Node-and-wire AI engine for cameras, mics, and screens
A self-hostable visual builder for real-time multimodal AI apps that can see, hear, and talk back.

What it does
Gabber is a self-hosted engine and visual editor for building real-time AI applications that ingest live media—microphone audio, camera feeds, screen capture—and process them through composable node graphs. It runs as four services (Next.js frontend, editor backend, execution engine, and a thin repository server) and connects to LiveKit for WebRTC media transport.
The interesting bit
The “pad” system is the wiring: typed ports on each node can operate in either Property mode (holding a value) or Stateless mode (streaming), which lets you mix event-driven and stateful logic in the same graph. Add a state machine on top and you get branching behavior—like an AI security guard that switches from idle to alert when motion exceeds a threshold.
Key highlights
- Visual graph editor with typed node connections (pads) and subgraph composition
- Built-in nodes for transcription, LLM inference (local via llama.cpp/vLLM or remote), emotion analysis, and media I/O
- State machines with parameter-driven transitions for multi-phase app logic
- Secrets stored outside graph definitions (
.secretfile), so graphs are shareable without credential leakage - SDKs available for TypeScript, React, and Python; Unity, mobile, and Flutter marked “Coming Soon”

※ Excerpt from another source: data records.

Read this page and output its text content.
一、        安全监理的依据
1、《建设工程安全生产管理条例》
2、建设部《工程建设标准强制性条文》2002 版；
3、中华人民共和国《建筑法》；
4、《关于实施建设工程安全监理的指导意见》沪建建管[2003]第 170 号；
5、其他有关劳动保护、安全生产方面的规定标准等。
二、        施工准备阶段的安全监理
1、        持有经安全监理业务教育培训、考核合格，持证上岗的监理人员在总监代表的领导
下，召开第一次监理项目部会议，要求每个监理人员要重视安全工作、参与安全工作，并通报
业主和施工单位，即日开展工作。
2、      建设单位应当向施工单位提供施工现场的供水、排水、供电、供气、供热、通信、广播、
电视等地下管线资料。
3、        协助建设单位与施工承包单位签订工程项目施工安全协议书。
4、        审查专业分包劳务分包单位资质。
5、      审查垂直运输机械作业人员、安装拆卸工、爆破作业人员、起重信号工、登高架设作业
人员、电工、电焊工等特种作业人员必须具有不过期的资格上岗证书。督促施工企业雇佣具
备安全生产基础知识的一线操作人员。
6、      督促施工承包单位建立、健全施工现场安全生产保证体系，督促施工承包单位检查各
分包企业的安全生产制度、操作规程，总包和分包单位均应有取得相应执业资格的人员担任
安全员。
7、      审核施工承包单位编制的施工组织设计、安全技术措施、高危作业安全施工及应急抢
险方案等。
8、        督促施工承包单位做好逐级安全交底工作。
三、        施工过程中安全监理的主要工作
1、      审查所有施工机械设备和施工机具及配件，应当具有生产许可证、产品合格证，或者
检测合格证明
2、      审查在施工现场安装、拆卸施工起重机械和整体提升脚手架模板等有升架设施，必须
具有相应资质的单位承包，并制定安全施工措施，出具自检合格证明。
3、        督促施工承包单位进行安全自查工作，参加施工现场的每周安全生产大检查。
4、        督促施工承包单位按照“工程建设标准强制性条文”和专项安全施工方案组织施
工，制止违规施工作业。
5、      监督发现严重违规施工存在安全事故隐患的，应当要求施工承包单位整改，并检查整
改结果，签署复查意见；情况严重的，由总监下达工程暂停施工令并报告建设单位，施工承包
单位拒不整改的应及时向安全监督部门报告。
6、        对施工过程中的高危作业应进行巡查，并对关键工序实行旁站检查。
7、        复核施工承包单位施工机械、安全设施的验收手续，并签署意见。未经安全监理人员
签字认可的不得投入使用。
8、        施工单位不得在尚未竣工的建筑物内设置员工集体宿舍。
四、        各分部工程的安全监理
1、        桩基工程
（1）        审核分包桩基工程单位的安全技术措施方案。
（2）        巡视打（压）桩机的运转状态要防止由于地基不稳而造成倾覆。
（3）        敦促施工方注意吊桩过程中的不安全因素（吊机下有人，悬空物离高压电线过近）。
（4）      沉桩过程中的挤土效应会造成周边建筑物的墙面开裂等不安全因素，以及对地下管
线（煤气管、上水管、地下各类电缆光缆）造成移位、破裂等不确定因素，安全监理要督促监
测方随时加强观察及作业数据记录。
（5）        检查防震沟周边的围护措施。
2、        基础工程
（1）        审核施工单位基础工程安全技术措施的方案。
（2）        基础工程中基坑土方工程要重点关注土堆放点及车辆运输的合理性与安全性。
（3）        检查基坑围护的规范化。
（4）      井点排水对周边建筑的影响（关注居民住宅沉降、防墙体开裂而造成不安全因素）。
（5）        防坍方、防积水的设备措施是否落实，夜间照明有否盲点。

- Licensed under fair-code (Sustainable Use License), same model as n8n; examples and SDKs are Apache 2.0
Caveats
- Several SDKs (Unity, iOS, Android, React Native, Flutter) are listed as “Coming Soon” with no timeline
- Local LLM setup on macOS requires building llama.cpp from source; the brew package reportedly lacks Metal GPU support
- The repository service stores all apps and subgraphs in a local
.gabberdirectory—no remote persistence or versioning mentioned
Verdict
Worth a look if you’re building voice/video AI agents and want a visual, self-hosted alternative to managed platforms. Skip it if you need mature mobile SDKs or a battle-tested deployment story beyond Docker Compose on localhost.